Die Ausrufung des Ausnahmezustands kann nicht verharmlost werden, da es um die Aufhebung oder Einschränkung der Rechte, Freiheiten und Garantien der Bürger geht. Wir haben bereits in der ersten Diskussion im Parlament festgestellt und darauf bestanden, dass die Erklärung des Ausnahmezustands nicht auf der Grundlage abstrakter oder theoretischer Überlegungen entschieden werden sollte, sondern die begründete Überprüfung des Vorhandenseins eines außergewöhnlichen Rahmens, der eine solche Entscheidung rechtfertigt.

Eine sukzessive Erneuerung des Notstandsgesetzes, unabhängig von den Bedingungen und Ergebnissen seiner vorherigen Ausführung, führt zu der demokratisch gefährlichen Vorstellung, dass die Aussetzung oder Einschränkung von Rechten, Freiheiten und Garantien erforderlich sein könnte. Es wird noch besorgniserregender, wenn aus der nationalen Realität hervorgeht, dass die Antwort zur Bekämpfung der Epidemie nicht im Ausnahmezustand gefunden wird, und schon gar nicht die Lösung der nationaler Probleme.
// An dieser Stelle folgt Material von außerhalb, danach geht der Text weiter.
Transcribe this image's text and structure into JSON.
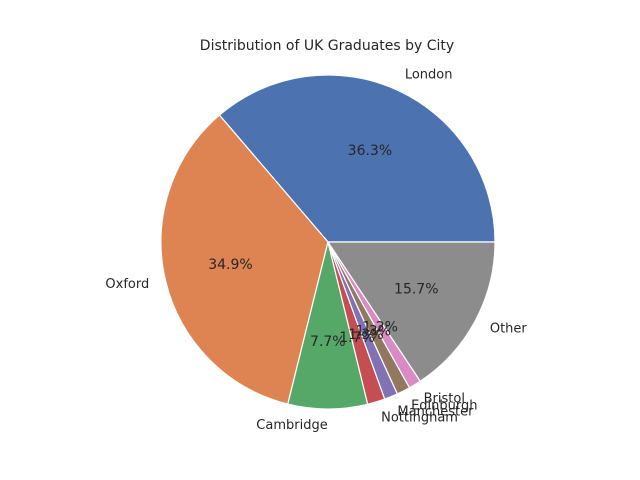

Aus all diesen Gründen wird die PCP gegen die weitere Verlängerung des Ausnahmezustands stimmen.

Ob die Parlamentsreden von João Oliveira und die Position der PCP Anklang beim portugiesischen Volk finden, wird sich nächste Woche bewahrheiten.
Am Samstag, 25. April um 15 Uhr zum 46. Jahrestag der Nelkenrevolution lautet seine Losung und die der KommunistInnen des Landes: Mach dein Fenster auf, bring deinen Protest auf die Straße und sing „Grandola, Vila Moreno”.